Question

How do you sketch the graph of \[y=-{{\left( x+2 \right)}^{2}}-2\] and describe the transformation?

Answer 1

Hint: These types of problems are pretty straight forward and are very easy to solve. The given problem is a simple demonstration of coordinate geometry of subtopic parabola. For plotting the graphs, we require a knowledge of graph theory and functions as well. For sums like these we first of all need to rearrange the equation in such a way that it represents one of the general equations of a parabola. Some of the general equations of the parabola are as follows.

Equation	Vertex	Foci
\[{{y}^{2}}=4ax\]	\[\left( 0,0 \right)\]	\[\left( a,0 \right)\]
\[{{y}^{2}}=-4ax\]	\[\left( 0,0 \right)\]	\[\left( -a,0 \right)\]
\[{{x}^{2}}=4by\]	\[\left( 0,0 \right)\]	\[\left( 0,b \right)\]
\[{{x}^{2}}=-4by\]	\[\left( 0,0 \right)\]	\[\left( 0,-b \right)\]
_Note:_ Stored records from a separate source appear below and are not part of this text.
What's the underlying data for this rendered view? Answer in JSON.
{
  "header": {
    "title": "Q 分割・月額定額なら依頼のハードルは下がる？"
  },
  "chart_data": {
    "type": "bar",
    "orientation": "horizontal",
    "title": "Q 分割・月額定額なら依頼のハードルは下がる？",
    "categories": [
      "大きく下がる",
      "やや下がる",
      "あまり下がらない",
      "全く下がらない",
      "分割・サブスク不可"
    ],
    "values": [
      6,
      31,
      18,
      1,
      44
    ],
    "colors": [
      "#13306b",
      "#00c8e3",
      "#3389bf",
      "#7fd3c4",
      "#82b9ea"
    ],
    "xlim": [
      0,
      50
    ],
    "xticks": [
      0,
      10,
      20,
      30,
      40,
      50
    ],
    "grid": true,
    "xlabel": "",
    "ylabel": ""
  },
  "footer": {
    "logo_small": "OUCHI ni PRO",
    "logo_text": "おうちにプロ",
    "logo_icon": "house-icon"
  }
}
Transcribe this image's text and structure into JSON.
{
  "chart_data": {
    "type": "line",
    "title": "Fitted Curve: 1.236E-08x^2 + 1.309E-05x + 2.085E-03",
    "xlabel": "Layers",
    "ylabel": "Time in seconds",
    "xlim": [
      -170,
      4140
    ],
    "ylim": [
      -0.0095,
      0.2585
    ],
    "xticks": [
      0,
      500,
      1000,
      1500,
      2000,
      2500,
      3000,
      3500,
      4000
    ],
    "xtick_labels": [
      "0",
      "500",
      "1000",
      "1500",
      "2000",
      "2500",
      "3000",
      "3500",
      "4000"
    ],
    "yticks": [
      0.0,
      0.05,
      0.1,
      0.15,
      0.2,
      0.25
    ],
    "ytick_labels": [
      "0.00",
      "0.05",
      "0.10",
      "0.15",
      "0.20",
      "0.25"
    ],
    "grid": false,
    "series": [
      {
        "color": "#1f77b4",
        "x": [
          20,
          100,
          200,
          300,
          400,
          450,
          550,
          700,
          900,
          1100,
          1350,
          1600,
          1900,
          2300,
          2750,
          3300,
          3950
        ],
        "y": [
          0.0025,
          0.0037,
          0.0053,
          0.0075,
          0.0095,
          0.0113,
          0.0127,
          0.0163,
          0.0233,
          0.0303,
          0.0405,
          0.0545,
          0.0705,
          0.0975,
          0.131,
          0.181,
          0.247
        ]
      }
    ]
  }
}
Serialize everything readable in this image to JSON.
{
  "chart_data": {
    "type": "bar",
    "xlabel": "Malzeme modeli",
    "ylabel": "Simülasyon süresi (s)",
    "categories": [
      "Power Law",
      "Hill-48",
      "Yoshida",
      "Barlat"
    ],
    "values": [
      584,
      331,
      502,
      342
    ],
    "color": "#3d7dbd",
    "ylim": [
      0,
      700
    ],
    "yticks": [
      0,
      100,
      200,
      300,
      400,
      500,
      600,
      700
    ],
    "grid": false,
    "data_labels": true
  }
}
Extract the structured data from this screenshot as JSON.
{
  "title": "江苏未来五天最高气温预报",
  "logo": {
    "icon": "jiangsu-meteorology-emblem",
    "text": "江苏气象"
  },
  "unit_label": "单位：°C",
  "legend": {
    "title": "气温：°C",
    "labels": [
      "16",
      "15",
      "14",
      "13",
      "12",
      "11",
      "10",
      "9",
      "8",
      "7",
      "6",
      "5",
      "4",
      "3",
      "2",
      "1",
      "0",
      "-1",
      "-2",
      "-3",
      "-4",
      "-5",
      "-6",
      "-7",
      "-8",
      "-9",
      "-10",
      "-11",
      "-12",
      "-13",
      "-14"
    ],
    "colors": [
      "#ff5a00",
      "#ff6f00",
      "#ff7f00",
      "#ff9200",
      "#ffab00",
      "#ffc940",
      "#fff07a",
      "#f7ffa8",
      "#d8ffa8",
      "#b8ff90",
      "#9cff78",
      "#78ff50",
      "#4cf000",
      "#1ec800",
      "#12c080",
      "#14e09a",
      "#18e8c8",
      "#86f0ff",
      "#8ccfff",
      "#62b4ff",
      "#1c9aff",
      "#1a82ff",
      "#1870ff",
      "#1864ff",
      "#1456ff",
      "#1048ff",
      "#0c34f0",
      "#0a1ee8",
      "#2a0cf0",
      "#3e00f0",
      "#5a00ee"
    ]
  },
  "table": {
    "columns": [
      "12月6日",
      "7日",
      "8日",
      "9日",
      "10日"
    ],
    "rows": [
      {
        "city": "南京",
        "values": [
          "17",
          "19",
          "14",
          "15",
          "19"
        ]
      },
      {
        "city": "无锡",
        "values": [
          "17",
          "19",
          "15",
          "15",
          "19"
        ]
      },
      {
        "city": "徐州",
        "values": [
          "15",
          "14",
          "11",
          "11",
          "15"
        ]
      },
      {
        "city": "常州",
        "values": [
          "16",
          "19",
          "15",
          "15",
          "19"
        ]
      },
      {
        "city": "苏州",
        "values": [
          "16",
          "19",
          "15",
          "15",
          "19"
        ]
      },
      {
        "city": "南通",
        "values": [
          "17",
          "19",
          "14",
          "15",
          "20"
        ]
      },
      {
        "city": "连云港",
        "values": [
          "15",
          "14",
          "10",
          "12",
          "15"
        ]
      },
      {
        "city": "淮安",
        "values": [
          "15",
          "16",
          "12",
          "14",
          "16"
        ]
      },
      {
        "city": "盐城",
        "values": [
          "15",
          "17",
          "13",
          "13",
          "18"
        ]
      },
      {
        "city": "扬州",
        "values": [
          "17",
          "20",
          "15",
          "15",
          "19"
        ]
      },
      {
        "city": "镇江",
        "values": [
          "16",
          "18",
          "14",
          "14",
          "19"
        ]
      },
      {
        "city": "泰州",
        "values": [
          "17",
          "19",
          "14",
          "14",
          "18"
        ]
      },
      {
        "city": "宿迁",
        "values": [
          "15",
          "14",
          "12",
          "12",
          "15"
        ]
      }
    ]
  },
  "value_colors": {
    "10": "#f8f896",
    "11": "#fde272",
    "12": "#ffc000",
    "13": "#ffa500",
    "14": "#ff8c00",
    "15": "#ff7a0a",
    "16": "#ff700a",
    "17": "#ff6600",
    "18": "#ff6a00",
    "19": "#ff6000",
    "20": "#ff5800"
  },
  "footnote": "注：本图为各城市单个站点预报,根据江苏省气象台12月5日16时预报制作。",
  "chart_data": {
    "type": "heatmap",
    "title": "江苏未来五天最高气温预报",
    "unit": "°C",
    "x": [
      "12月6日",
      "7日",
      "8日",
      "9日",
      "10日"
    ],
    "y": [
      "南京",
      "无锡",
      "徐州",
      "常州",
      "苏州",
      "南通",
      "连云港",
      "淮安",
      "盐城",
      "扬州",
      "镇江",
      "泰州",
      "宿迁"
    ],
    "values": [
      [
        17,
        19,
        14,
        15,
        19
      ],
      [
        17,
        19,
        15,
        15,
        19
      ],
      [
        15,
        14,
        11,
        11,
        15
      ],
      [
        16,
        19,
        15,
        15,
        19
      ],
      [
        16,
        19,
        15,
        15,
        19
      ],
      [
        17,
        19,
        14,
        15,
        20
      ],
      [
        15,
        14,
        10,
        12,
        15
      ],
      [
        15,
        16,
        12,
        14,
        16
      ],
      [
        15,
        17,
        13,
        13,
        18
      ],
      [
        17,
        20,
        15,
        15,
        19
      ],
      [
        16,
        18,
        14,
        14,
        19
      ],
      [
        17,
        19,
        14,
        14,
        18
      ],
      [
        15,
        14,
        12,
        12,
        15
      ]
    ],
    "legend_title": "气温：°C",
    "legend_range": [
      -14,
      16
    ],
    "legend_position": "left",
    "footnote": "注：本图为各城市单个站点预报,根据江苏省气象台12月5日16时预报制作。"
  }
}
Complete step by step solution:
Now we start off with the solution of the problem by writing that,
We first of all rearrange our given problem as,
\[y+2=-{{\left( x+2 \right)}^{2}}\]
Now, we make a transformation or in other words we can say that we shift the origin of the given function to some other point in such a way that the problem equation becomes similar to that of one of the general equations.
For the transformation, we can write,
\[Y=y+2,X=x+2\]
Or in other words we can say that we shift the origin of the equation to the point \[\left( -2,-2 \right)\] . The equation hence transforms to,
\[{{X}^{2}}=-Y\]
Now, we can very clearly observe that the above equation looks similar to that of the equation \[{{x}^{2}}=-4by\].
Thus we plot our graph having a vertex of \[\left( -2,-2 \right)\] instead of \[\left( 0,0 \right)\] . The nature of the graph will be the same as well as its curvature will also be same.

Note: For problems like these we need to be very thorough and fluent in functions as well as graph theory. While transforming an equation or shifting its origin we need to be very careful because, once we shift the origin of the function, we must also revert back to the original coordinate system after all our calculations have been done. We should also remember that when we transform or shift the origin form \[\left( 0,0 \right)\] to some point \[\left( a,b \right)\] , then all the other points also gets shifted by \[\left( a,b \right)\] .